As viewers of the old BBC television programme Tomorrows World will recollect, a commotion was made in the 1970’s and 1980’s about the imminent expansion of work from home opportunities. It was eagerly anticipated that by the the next millennium (i.e. ten years ago) a significant part of the populace would find it possible to carry out their duties for employers in their own home without having to journey to employers sites. Work From Home opportunities were expected to become the answer to traffic congestion issues all over the country as the daily commute would eventually fall away as fewer and fewer people found it necessary to make that daily journey. Economic benefits would be huge as not only would the economic cost of traffic congestion fall, but workers output would increase as they dispense with the commuting dead time. Of course there would always remain a number of jobs which would continue to necessitate the attendance of workers at employers’ sites. Most production jobs would require this, but many service based jobs lend themselves to the work from home idea. And as Britain continues to move away from production and towards service provision as the chief economic activity, so it was though that the work from home revolution would by now have been in full swing.
IT would need to take part in this work from home revolution. The key focus of the predictions being made focussed around bettering telecommunications. One often touted advance which would act as a key launch pad was video conferencing. This would let teams of home workers to attend virtual meetings with colleagues and managers. This could replace the usual meeting and let workers to share data and work from home with as much effect as from an office.

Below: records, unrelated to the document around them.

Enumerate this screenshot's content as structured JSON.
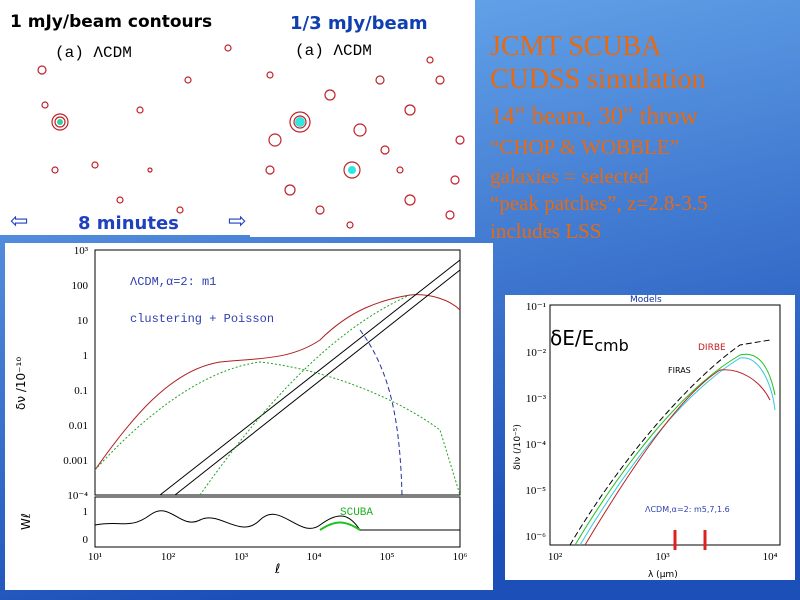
{
  "panels": [
    {
      "header": "1 mJy/beam contours",
      "label": "(a) ΛCDM",
      "footer_arrow": "⇦",
      "footer": "8 minutes"
    },
    {
      "header": "1/3  mJy/beam",
      "label": "(a) ΛCDM",
      "footer_arrow": "⇨"
    }
  ],
  "notes": [
    "JCMT SCUBA",
    "CUDSS simulation",
    "14\" beam, 30\" throw",
    "“CHOP & WOBBLE”",
    "galaxies = selected",
    "“peak patches”, z=2.8-3.5",
    "includes LSS"
  ],
  "plot_left": {
    "model": "ΛCDM,α=2: m1",
    "legend": "clustering + Poisson",
    "y_label": "δν /10⁻¹⁰",
    "y_ticks": [
      "10³",
      "100",
      "10",
      "1",
      "0.1",
      "0.01",
      "0.001",
      "10⁻⁴"
    ],
    "lower_y_label": "Wℓ",
    "lower_y_ticks": [
      "1",
      "0"
    ],
    "lower_label": "SCUBA",
    "x_ticks": [
      "10¹",
      "10²",
      "10³",
      "10⁴",
      "10⁵",
      "10⁶"
    ],
    "x_label": "ℓ"
  },
  "plot_right": {
    "title": "Models",
    "quantity": "δE/E",
    "quantity_sub": "cmb",
    "dirbe": "DIRBE",
    "firas": "FIRAS",
    "model": "ΛCDM,α=2: m5,7,1.6",
    "y_ticks": [
      "10⁻¹",
      "10⁻²",
      "10⁻³",
      "10⁻⁴",
      "10⁻⁵",
      "10⁻⁶"
    ],
    "y_label": "δIν (/10⁻⁵)",
    "x_ticks": [
      "10²",
      "10³",
      "10⁴"
    ],
    "x_label": "λ (μm)"
  }
}
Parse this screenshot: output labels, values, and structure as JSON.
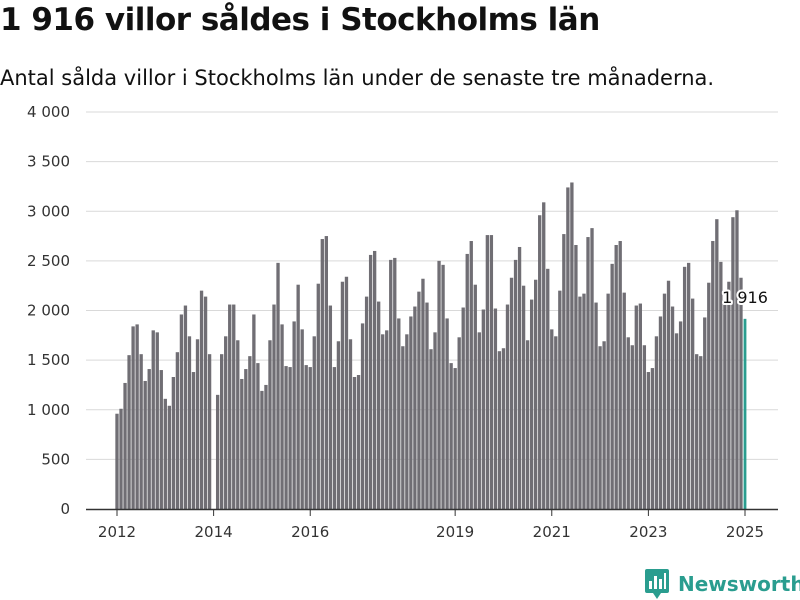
{
  "header": {
    "title": "1 916 villor såldes i Stockholms län",
    "subtitle": "Antal sålda villor i Stockholms län under de senaste tre månaderna."
  },
  "brand": {
    "name": "Newsworthy",
    "logo_icon": "bar-chart-pin-icon"
  },
  "colors": {
    "bar": "#706e74",
    "highlight": "#2a9d8f",
    "grid": "#d9d9d9",
    "axis": "#333333",
    "brand": "#2a9d8f"
  },
  "chart_data": {
    "type": "bar",
    "title": "",
    "xlabel": "",
    "ylabel": "",
    "ylim": [
      0,
      4000
    ],
    "y_ticks": [
      0,
      500,
      1000,
      1500,
      2000,
      2500,
      3000,
      3500,
      4000
    ],
    "y_tick_labels": [
      "0",
      "500",
      "1 000",
      "1 500",
      "2 000",
      "2 500",
      "3 000",
      "3 500",
      "4 000"
    ],
    "x_start": "2012-01",
    "x_end": "2025-01",
    "x_tick_dates": [
      "2012-01",
      "2014-01",
      "2016-01",
      "2019-01",
      "2021-01",
      "2023-01",
      "2025-01"
    ],
    "x_tick_labels": [
      "2012",
      "2014",
      "2016",
      "2019",
      "2021",
      "2023",
      "2025"
    ],
    "grid": true,
    "series": [
      {
        "values": [
          960,
          1010,
          1270,
          1550,
          1840,
          1860,
          1560,
          1290,
          1410,
          1800,
          1780,
          1400,
          1110,
          1040,
          1330,
          1580,
          1960,
          2050,
          1740,
          1380,
          1710,
          2200,
          2140,
          1560,
          null,
          1150,
          1560,
          1740,
          2060,
          2060,
          1700,
          1310,
          1410,
          1540,
          1960,
          1470,
          1190,
          1250,
          1700,
          2060,
          2480,
          1860,
          1440,
          1430,
          1890,
          2260,
          1810,
          1450,
          1430,
          1740,
          2270,
          2720,
          2750,
          2050,
          1430,
          1690,
          2290,
          2340,
          1710,
          1330,
          1350,
          1870,
          2140,
          2560,
          2600,
          2090,
          1760,
          1800,
          2510,
          2530,
          1920,
          1640,
          1760,
          1940,
          2040,
          2190,
          2320,
          2080,
          1610,
          1780,
          2500,
          2460,
          1920,
          1470,
          1420,
          1730,
          2030,
          2570,
          2700,
          2260,
          1780,
          2010,
          2760,
          2760,
          2020,
          1590,
          1620,
          2060,
          2330,
          2510,
          2640,
          2250,
          1700,
          2110,
          2310,
          2960,
          3090,
          2420,
          1810,
          1740,
          2200,
          2770,
          3240,
          3290,
          2660,
          2140,
          2170,
          2740,
          2830,
          2080,
          1640,
          1690,
          2170,
          2470,
          2660,
          2700,
          2180,
          1730,
          1650,
          2050,
          2070,
          1650,
          1380,
          1420,
          1740,
          1940,
          2170,
          2300,
          2040,
          1770,
          1890,
          2440,
          2480,
          2120,
          1560,
          1540,
          1930,
          2280,
          2700,
          2920,
          2490,
          2090,
          2290,
          2940,
          3010,
          2330
        ],
        "highlight": {
          "date": "2025-01",
          "value": 1916,
          "label": "1 916"
        }
      }
    ]
  }
}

The web was not predicted, but it now turns out that the internet can offer a much broader set of resources and communication options that should enable working from home to become even more practical. Communication by e mail and the attachment of any kind of document, video conferencing in the form of on line virtual meetings, training conducted on line perhaps in the form of webinars add more opportunity. Add to that the abundance of broadband provision throughout houses in the UK means that fewer and fewer individuals are excluded from this new way of working. But the arrival of Online Jobs and the internet business per se have also increased work from home options. Online Jobs let workers to carry out rather complex tasks at their own computer and the internet enables them to deliver the fruits of their labours anywhere worldwide almost straight away. The Internet Business itself, designing, building and optimising websites, also contributes.
So it does seem that at last the work from home experience is becoming available to more and more people. In the UK broadband is now supporting nearly 60% of houses and that figure continues to rise. However there will always exist a core of jobs, largely in manufacturing, that will not yield to this movement. There will also continue to be a requirement for one to one human contact on many activities. One thinks particularly of sales and business development, where there would appear likely to always be the need for face to face meetings. As a postscript, it does seem in recent years that the relentless growth in daily motor car use might have actually slowed, though not actually reversed. Maybe we are at last seeing the start of the work from home revolution.




Work from home has started to have an impact but not as quickly as you might think. There seems to be some sort of human nature or psychological factor that makes certain people capable of working from home. Also there is the function of walking over to someones cube and asking a question that does not seem to translate very well to the home office. Communication tools such as Skype seem to help but it seems to take the right kind of person and some special effort.
Are there any studies on what people need to work from home that you are aware of?